According to their website, Microvolunteerism Project is an initiative of volunteers which aims to facilitate effective distributed volunteer work, captured under the term “crowdsourcing.” According to Wikipedia, crowdsourcing is
the act of taking a task traditionally performed by an employee or contractor, and outsourcing it to an undefined, generally large group of people or community in the form of an open call.
Their website, currently a semantic wiki, brings together not-for-profit projects and volunteers, with the purpose of creating a community that can mutually support each other.
The group of volunteers themselves all physically came together for the first time at Winter Camp, with a busy and well structured agenda of discussion. Several issues were prominent, such as: social infrastructure, models of organization and leadership, inter-organizational collaboration, and technical infrastructure.
Since Microvolunteerism works with individuals in an extra-monetary economy, the issue of what resources and compensation Microvolunteerism can generate for volunteers has come up. A more important challenge than attracting volunteers for the network is maintaining their interest to participate in “microprojects.” The issue of maintaining volunteer involvement has been related to several other issues, ranging from defining a clear organizational identity, to ways of motivating volunteers by making their benefits clear, finding a way to offer feedback for their interventions, or maintaining the possibility for volunteers to make suggestions at any level. The group also admitted social recognition to be a huge factor of reward worth taking into account.

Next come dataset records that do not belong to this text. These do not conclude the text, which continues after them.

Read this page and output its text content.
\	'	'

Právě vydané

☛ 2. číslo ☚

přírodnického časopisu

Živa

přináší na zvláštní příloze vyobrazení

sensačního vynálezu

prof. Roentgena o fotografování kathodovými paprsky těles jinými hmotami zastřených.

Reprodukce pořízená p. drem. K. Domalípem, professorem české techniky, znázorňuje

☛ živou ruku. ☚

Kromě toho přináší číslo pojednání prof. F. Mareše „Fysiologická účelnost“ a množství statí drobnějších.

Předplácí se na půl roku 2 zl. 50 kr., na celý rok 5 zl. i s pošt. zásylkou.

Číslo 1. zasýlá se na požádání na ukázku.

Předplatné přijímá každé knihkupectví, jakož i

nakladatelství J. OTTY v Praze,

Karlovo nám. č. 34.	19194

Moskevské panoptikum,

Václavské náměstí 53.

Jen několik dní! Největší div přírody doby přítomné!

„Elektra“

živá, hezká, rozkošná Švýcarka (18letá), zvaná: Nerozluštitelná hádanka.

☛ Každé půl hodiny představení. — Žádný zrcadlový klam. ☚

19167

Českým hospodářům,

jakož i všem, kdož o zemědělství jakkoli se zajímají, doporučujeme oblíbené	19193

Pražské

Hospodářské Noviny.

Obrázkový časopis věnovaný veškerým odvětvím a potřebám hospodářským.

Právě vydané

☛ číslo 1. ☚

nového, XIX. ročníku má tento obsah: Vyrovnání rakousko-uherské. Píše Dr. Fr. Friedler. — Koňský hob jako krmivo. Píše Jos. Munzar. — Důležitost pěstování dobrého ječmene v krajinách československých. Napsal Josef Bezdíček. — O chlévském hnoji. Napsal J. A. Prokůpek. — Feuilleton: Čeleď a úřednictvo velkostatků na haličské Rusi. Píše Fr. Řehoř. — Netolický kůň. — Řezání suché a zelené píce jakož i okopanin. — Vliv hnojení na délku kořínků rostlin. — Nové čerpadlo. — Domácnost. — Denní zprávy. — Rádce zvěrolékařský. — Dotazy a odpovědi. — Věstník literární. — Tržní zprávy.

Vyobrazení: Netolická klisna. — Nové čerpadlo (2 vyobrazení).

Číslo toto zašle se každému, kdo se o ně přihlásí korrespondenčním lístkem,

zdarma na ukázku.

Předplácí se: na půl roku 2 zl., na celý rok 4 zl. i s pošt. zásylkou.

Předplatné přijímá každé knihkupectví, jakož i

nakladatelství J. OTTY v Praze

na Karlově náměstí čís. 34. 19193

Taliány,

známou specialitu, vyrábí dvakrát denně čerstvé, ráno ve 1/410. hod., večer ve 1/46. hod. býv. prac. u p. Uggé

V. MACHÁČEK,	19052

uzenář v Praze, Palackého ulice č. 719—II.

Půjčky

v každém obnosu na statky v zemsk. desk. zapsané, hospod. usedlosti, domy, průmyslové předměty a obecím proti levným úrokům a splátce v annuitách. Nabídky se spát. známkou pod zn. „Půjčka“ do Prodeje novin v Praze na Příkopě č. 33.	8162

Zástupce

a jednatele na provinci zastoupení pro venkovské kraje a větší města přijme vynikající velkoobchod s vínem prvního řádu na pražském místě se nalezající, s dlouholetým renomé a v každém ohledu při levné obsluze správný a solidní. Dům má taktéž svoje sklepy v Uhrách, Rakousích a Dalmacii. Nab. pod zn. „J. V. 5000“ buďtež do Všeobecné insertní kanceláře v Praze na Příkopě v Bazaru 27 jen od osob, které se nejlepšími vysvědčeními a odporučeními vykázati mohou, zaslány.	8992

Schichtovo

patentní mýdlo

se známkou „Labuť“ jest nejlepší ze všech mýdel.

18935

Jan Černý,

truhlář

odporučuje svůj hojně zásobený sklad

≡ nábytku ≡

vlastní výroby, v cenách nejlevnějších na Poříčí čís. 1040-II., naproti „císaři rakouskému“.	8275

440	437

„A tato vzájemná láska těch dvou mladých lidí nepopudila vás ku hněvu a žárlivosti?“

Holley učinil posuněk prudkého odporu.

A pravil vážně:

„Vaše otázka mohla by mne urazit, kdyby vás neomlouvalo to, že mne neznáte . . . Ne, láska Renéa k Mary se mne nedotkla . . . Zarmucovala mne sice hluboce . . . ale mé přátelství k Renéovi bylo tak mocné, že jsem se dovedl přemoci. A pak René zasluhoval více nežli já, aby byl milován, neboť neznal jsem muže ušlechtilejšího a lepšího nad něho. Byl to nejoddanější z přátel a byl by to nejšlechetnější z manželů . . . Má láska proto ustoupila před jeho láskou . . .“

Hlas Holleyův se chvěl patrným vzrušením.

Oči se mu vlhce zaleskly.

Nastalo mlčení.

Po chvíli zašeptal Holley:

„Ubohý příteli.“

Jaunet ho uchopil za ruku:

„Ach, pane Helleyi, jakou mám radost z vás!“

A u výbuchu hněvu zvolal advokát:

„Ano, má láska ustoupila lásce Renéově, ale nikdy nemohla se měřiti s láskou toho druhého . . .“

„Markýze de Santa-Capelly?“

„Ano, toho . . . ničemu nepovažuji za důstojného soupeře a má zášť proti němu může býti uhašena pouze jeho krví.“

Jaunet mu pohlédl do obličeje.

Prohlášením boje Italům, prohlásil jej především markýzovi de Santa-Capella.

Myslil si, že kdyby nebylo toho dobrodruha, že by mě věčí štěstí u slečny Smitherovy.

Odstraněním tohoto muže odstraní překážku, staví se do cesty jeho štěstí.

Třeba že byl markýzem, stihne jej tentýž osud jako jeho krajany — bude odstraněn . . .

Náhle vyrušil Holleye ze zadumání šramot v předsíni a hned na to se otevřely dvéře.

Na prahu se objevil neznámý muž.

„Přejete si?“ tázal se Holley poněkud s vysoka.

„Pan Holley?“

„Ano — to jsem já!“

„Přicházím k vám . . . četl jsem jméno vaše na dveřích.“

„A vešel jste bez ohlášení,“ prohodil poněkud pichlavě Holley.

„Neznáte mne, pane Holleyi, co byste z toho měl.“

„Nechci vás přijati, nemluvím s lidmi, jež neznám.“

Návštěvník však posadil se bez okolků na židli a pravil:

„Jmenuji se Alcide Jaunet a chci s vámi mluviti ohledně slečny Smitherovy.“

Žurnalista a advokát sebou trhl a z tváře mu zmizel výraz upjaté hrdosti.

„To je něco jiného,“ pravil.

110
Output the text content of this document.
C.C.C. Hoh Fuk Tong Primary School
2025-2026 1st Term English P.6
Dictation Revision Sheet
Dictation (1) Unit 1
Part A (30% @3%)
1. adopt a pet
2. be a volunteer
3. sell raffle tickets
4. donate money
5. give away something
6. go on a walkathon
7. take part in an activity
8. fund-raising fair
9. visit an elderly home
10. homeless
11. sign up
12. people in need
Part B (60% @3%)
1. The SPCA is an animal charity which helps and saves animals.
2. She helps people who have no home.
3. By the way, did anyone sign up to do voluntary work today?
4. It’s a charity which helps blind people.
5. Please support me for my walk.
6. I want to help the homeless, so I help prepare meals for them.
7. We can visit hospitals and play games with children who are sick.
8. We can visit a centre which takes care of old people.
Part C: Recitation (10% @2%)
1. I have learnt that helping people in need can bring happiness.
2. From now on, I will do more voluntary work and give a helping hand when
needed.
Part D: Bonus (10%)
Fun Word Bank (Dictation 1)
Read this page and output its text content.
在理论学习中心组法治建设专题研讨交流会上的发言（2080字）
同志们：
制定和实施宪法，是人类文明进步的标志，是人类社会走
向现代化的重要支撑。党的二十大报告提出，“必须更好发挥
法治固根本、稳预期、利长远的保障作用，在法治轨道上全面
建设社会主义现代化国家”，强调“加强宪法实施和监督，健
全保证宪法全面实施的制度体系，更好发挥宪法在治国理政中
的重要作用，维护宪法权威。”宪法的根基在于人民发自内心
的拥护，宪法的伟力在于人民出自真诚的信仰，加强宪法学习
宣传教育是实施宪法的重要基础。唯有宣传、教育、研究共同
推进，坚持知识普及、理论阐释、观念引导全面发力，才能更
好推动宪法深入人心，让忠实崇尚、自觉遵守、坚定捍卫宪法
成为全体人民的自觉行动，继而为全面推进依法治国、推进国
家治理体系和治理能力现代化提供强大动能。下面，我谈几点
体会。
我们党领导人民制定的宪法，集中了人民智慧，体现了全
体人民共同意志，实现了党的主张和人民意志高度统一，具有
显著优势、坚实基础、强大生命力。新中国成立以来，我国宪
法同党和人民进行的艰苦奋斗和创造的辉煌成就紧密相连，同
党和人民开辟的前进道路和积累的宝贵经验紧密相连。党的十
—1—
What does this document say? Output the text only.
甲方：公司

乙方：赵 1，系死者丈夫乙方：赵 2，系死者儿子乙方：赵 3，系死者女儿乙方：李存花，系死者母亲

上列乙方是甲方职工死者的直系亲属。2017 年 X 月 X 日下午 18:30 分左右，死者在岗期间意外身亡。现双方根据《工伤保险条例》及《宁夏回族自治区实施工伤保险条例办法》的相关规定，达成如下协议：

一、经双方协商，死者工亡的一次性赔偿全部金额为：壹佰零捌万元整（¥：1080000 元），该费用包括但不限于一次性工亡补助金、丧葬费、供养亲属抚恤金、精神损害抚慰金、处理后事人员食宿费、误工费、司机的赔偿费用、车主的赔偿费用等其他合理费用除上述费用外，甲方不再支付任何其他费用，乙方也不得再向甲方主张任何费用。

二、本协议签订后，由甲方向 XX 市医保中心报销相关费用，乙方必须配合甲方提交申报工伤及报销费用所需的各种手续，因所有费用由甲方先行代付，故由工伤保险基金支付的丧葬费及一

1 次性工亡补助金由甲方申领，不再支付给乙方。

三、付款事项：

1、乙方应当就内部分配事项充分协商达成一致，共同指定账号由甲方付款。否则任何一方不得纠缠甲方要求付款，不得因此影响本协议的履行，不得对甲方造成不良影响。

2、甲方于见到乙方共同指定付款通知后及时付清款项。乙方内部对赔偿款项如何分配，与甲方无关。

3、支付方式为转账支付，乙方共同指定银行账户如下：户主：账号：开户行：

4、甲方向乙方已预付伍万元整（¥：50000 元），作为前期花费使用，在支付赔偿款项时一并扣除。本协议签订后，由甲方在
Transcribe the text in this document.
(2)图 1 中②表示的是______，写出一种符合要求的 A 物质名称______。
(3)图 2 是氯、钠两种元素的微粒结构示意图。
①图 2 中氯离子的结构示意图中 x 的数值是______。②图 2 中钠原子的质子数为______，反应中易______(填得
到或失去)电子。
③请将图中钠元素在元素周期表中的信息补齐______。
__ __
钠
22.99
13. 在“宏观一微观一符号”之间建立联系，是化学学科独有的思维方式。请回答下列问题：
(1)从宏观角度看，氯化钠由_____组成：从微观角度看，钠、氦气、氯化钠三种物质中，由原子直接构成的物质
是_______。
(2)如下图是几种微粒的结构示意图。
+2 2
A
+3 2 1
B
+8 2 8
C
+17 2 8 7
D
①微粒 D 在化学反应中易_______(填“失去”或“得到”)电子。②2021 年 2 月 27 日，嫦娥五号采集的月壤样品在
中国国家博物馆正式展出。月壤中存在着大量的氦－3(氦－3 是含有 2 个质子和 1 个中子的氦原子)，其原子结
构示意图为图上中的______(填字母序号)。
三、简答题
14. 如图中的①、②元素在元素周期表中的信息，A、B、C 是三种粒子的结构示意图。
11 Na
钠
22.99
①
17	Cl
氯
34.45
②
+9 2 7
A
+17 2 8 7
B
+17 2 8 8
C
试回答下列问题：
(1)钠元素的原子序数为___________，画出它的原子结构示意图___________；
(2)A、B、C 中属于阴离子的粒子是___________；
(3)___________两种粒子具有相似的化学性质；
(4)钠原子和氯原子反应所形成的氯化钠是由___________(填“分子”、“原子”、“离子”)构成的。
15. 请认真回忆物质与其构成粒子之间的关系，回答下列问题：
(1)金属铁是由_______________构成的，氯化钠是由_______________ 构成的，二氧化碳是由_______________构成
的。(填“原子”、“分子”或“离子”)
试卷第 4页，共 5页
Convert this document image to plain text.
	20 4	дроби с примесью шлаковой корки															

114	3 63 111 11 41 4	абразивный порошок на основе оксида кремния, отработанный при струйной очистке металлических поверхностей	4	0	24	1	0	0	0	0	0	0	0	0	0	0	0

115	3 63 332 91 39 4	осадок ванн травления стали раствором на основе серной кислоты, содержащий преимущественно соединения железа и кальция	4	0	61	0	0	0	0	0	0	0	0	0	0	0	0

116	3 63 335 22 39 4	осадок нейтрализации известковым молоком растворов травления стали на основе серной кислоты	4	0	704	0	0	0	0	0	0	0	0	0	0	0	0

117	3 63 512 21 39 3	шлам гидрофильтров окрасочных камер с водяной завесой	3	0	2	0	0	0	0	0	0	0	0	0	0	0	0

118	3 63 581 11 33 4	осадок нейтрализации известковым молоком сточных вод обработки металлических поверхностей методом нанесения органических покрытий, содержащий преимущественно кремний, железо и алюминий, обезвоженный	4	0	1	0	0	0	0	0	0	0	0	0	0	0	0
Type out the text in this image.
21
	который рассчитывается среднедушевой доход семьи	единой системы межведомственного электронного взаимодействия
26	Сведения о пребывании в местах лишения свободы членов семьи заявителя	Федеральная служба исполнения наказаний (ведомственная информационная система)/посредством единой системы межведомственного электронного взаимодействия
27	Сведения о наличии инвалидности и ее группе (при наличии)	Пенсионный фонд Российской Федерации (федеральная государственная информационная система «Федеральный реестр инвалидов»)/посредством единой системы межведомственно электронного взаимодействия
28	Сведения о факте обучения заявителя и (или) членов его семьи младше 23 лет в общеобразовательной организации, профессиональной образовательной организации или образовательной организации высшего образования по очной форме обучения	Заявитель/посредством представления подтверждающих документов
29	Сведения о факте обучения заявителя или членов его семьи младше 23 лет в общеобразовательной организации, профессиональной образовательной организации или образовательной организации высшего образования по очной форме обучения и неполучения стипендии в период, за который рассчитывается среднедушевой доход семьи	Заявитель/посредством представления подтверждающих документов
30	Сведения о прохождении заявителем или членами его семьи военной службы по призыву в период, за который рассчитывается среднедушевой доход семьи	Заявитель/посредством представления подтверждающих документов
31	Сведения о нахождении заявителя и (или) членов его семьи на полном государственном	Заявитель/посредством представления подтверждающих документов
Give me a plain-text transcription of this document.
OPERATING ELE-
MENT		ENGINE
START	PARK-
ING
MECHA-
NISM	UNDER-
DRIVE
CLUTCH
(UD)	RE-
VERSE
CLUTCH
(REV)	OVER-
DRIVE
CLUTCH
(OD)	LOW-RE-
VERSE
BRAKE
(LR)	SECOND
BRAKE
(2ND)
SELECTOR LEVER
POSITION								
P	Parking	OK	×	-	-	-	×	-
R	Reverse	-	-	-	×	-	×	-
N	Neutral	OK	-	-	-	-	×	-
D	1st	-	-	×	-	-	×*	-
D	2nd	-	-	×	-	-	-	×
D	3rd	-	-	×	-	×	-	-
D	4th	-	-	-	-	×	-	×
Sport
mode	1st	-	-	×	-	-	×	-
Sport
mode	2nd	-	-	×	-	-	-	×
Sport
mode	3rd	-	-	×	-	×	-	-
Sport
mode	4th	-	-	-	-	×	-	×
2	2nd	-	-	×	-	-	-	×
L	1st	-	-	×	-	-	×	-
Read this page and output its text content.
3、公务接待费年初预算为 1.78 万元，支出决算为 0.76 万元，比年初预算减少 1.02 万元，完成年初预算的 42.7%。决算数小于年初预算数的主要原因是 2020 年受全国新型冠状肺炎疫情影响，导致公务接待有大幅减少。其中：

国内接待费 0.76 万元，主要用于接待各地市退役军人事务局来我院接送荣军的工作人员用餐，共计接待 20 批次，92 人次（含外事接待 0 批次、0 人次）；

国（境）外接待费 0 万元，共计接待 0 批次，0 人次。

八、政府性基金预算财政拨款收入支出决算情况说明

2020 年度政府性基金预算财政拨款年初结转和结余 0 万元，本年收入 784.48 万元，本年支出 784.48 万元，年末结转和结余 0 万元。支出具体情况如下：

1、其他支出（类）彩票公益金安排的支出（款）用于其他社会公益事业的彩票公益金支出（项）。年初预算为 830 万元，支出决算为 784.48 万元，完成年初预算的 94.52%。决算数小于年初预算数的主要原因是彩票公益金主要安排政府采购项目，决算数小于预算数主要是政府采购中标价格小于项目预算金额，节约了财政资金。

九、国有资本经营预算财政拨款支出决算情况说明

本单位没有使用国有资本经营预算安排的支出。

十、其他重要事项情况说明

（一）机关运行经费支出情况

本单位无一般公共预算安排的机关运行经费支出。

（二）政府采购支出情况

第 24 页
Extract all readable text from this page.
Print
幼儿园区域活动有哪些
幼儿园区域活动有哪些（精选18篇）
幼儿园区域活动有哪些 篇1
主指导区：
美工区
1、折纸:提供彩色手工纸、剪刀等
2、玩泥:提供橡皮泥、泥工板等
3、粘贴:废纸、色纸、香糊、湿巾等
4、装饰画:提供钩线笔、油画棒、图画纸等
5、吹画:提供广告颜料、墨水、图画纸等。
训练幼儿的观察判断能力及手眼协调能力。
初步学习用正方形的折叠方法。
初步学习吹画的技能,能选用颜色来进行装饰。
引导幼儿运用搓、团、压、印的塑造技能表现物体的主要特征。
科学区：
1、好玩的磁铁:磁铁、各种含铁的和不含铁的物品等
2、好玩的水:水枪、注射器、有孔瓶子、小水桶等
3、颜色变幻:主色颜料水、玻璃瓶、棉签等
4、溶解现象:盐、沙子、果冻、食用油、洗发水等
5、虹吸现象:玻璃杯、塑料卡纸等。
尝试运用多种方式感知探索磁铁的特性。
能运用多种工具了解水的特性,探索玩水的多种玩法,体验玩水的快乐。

The choice of projects is also considered to be an important issue motivated by recognition. One point of discussion here was to choose those projects that take place in a context which makes successful interventions possible. Although the organization currently supports any type of projects, the possibility of creating a pattern in the choice of projects, finding a niche for projects has also been touched upon.
Another important issue on the group’s agenda this afternoon at Winter Camp has been models of organization and leadership, in terms of opportunities and limits of each model. There has been an oscillation between a well defined and documented organizational identity, which would support advocacy goals of the network and would facilitate inter-organizational relations, and a lower profiling strategy, which would permit the network to maintain flexibility of choices.
In terms of governance, two options have been discussed: centralized, hierarchical, and ad-hoc leadership. The discussion focused around opportunities and challenges of each model. While individuals and organizations take more notice of a stable organization, and a stable organization can facilitate relations with governments because of its well-defined identity, they concluded by opting for a more flexible structure, which combines ad-hoc and centralized management, core and periphery, according to the context of the project. Regarding the issue of “institutionalization” of networks, one of the member’s stand was that institutionalization is inevitable for any group which establishes goals and means to achieve them. In relation to leadership models, a particular concern was their effect on creativity, and how to maintain creativity in hierarchically managed projects.
Another important issue for discussion was collaboration with other non-governmental organizations. The group considers that there is a deficit of collaboration between NGOs, and envisions networking with other organizations to be an important objective on their future agenda, by means of informal events to start with.
The technical infrastructure is one of Microvolunteerism’s main points of discussion during Winter Camp. Their current platform is a semantic wiki, which the network plans to replace in order to accommodate their evolving objectives, as, for example, to enable a type of sharing of volunteers between several projects by providing a resource, a tool for people who need volunteers. One of the options discussed for technical upgrade was the a platform currently developed by Mediamatic, AnyMeta/ Open-CI.
The most important project which the group is currently involved in is the Visible Difference Video Project, a cross-cutting audiovisual component for a human rights platform. According to Michael, member of the group, the three phases of the project are:
- infrastructure – an sms/gps-based environmental and human rights alert network and rapid response capability; video post/production facility; exhibition and discussion space;
- training – giving people the skills to use video as an instrument of record in human rights contexts (documenting violations) and as a medium reflection (raising critical awareness and understanding)
- production – a series of short advocacy films and a feature documentary. A sensitive issue in this project according to Michael, is reconciling the need to protect sources and work covertly with the desire to make an open collaborative space and a high visibility platform.
Overall, this afternoon session seemed a productive one for Microvolunteerism, a group which started work at Wintercamp with great enthusiasm, also determined by the fact that this is the first time where the entire network is physically present in the same location.